Der Nebel zieht über die Leiche (2:30)

Ein grauer Novembertag mit Schmuddelwetter. Kühl. Nieselregen. Die perfekte Atmosphäre für die Beerdigung der Omi. Der Friedhof. Daneben die Kapelle aus dem Jahr 1408. Vor dem Altar steht der offene Sarg. Der Nebel zieht durch das Fenster über die Leiche. Es herrscht Stille. Nicht nur in der braunen Holzkiste, sondern im gesamten Gotteshaus. Der Mann im schwarzen Anzug beginnt mit der Trauerrede. Alle heben die Köpfe und lauschen seinen Worten.
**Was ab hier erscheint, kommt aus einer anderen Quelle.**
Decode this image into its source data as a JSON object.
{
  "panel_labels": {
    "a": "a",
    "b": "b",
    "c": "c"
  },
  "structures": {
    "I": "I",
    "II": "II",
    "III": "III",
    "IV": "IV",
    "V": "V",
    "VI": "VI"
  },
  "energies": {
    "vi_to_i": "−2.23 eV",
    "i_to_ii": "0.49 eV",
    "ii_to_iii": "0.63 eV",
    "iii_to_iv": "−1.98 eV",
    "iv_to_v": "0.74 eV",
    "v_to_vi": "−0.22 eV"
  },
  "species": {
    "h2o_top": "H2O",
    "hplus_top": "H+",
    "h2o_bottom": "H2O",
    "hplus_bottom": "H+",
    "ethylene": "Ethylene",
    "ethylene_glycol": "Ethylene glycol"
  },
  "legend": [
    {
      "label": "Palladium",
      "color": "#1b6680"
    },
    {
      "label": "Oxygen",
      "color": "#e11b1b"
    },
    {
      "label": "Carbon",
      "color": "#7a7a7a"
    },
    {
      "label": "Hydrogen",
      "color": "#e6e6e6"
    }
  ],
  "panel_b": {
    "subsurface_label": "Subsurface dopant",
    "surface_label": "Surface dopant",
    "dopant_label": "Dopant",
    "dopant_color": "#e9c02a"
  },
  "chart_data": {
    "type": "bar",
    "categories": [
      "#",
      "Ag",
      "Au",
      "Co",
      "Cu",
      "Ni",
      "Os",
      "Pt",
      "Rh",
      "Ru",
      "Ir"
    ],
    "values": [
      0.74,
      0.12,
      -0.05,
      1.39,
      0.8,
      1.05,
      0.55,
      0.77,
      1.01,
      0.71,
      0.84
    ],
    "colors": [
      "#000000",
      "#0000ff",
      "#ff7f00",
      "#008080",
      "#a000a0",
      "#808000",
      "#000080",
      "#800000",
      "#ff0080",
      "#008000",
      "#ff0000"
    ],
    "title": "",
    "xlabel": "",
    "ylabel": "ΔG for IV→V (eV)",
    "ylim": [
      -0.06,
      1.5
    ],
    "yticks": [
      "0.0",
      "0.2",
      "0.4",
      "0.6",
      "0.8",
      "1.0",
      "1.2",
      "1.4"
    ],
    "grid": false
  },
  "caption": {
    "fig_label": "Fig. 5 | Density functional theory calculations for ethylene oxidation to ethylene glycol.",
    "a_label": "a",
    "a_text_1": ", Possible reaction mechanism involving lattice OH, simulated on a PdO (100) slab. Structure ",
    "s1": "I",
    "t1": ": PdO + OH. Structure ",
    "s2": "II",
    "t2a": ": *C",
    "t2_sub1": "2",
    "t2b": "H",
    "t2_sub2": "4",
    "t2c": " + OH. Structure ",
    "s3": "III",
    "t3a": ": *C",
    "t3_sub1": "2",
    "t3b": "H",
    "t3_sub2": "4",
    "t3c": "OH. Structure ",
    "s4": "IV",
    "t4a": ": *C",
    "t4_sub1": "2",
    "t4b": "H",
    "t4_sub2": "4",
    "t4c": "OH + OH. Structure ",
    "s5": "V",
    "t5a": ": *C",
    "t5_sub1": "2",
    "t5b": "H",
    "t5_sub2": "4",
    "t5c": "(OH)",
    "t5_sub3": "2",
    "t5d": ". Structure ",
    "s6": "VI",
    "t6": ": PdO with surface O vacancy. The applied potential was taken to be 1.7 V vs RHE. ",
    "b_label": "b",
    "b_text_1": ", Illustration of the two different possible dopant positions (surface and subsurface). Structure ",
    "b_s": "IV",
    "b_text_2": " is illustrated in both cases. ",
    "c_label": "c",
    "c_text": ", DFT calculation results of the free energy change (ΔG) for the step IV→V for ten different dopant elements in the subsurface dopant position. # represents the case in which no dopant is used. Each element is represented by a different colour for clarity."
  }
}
Es ist erst wenige Tage her, seitdem die Omi die Welt verlassen hat. Der Schock der Todesnachricht sitzt allen noch in den Knochen. Die kurze Zeit hat den Angehörigen noch keine Gelegenheit gelassen, die Trauer zu verarbeiten. Es war ein Unfall. Mit dem Fahrrad. Die Omi war sofort tot. Der Sohn wurde gebeten, sie im Krankenhaus zu identifizieren. Da lag sie dann. Unter einem grünen Tuch. Nachdem sie in Autopsieraum vier untersucht worden war.
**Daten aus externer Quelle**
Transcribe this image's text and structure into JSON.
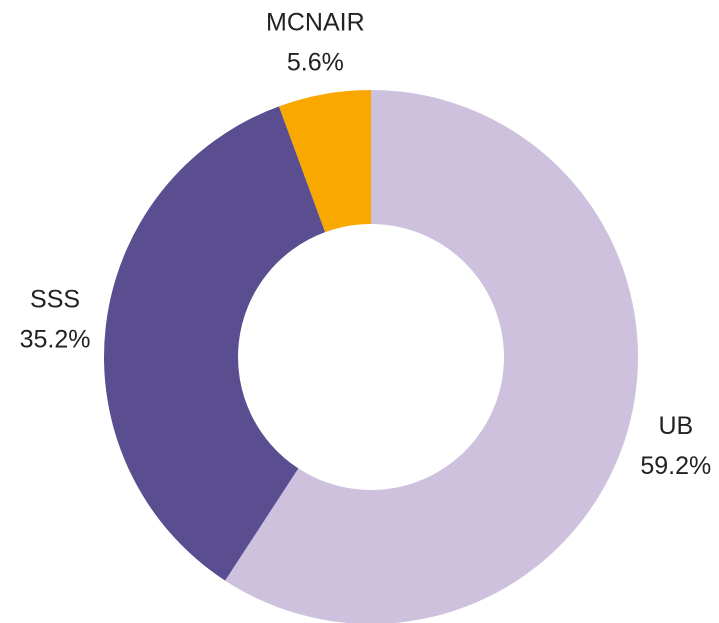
{
  "chart_data": {
    "type": "donut",
    "categories": [
      "UB",
      "SSS",
      "MCNAIR"
    ],
    "values": [
      59.2,
      35.2,
      5.6
    ],
    "value_labels": [
      "59.2%",
      "35.2%",
      "5.6%"
    ],
    "colors": [
      "#cdc1de",
      "#5a4e91",
      "#f9a800"
    ]
  }
}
Kurz darauf hatte der Sohn zum ersten Mal den Mann im schwarzen Anzug getroffen. Ein freier Prediger sollte es sein, denn die Omi hatte von der Kirche noch nie etwas gehalten.

Und jetzt sind alle hier in der Kapelle versammelt und lauschen den andächtigen Worten. Alle sind gekommen. Der Hometrainer, den die Omi sich trotz ihres hohen Alters noch immer nach Hause bestellt hatte. Dann dieser komische Überlebenstyp, der nebenan wohnt und hin und wieder seltsame Gäste empfängt. Und auch alle Zehn-Uhr-Leute, mit denen die Omi einmal in der Woche Karten gespielt hatte.
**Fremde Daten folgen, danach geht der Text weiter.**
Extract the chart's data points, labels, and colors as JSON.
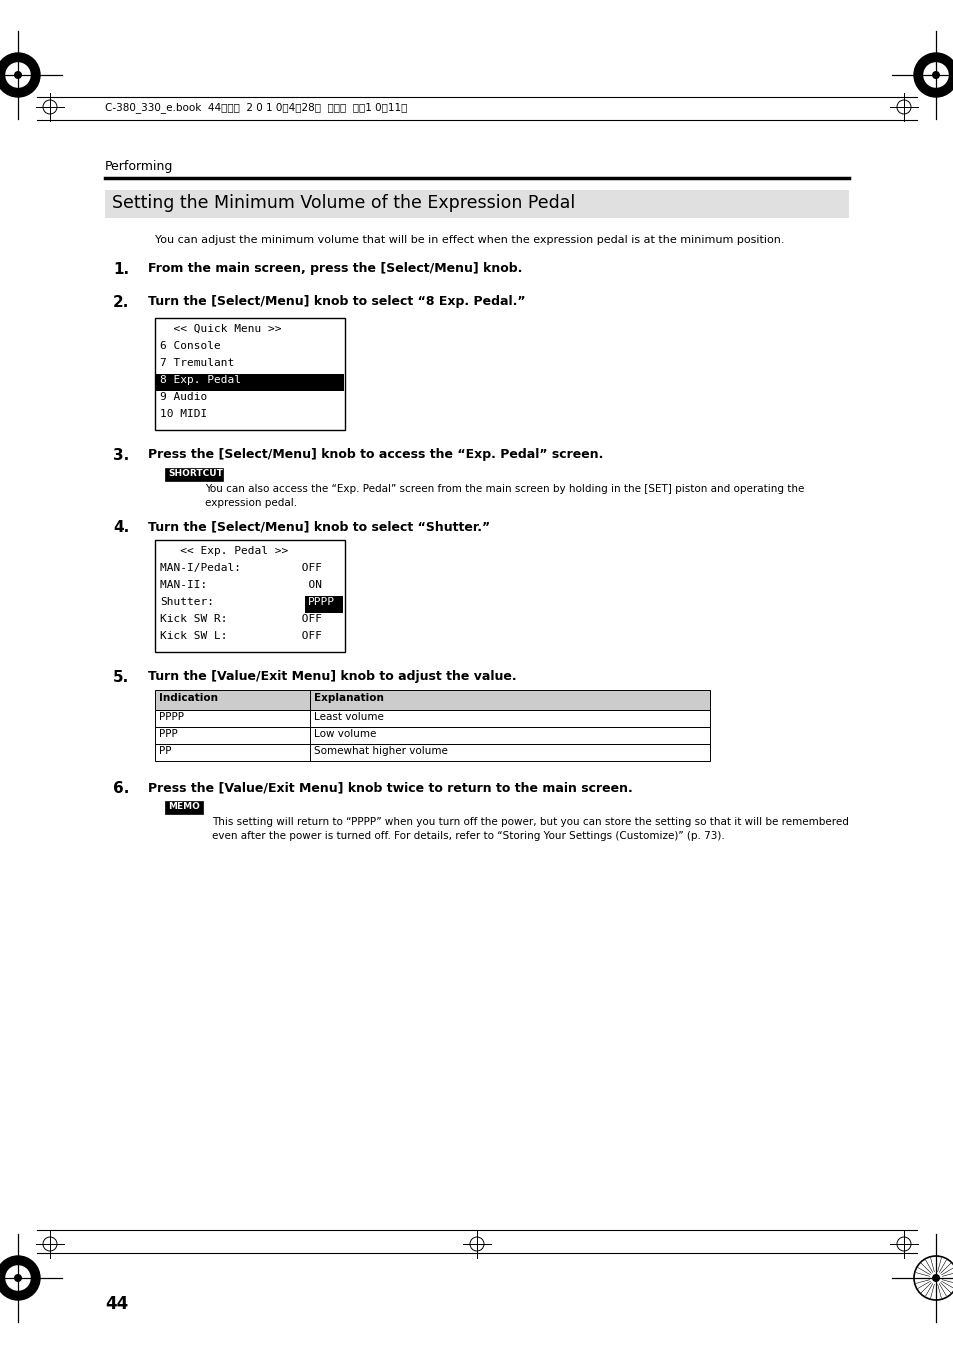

Der Mann im schwarzen Anzug hält eine bewegende Rede über das ebenso bewegte Leben der Omi. Wie sie 1922 geboren wurde. Wie sie als Teenager mit der Familie in die USA auswanderte. Und wie sie in den 50er Jahren mit der Ballade von der flexiblen Kugel einen Welthit landete. Ja, die Omi war schon eine tolle Frau, die viel zu früh im Kabinett des Todes gelandet war.

Nach der Trauerrede wird der Omi das letzte Geleit gegeben. Langsam ziehen die Angehörigen hinter den Sargträgern hinaus auf den Friedhof. Um das Loch in der Erde versammeln sich alle noch einmal. Der Mann im schwarzen Anzug trägt erneut ein paar tröstende Worte vor. Der Sohn hört nicht mehr zu, denn der Opi hat sich ihm zugewandt und schaut ihn mit traurigen Augen an.

„Wir hatten eine gute Ehe“, sagt er leise. „Nur noch ein, zwei Jahre mehr mit ihr, das wäre doch eine faire Verlängerung gewesen, oder?“

Der Opi senkt den Kopf, während die Omi langsam in ihre letzte Ruhestätte hinab gelassen wird. Der Nebel zieht über die Leiche. Die perfekte Atmosphäre.

 

Diese Geschichte ist im Rahmen eines Wettbewerbs des Heyne Verlags entstanden und enthält 13 Titel von Kurzgeschichten von Stephen King.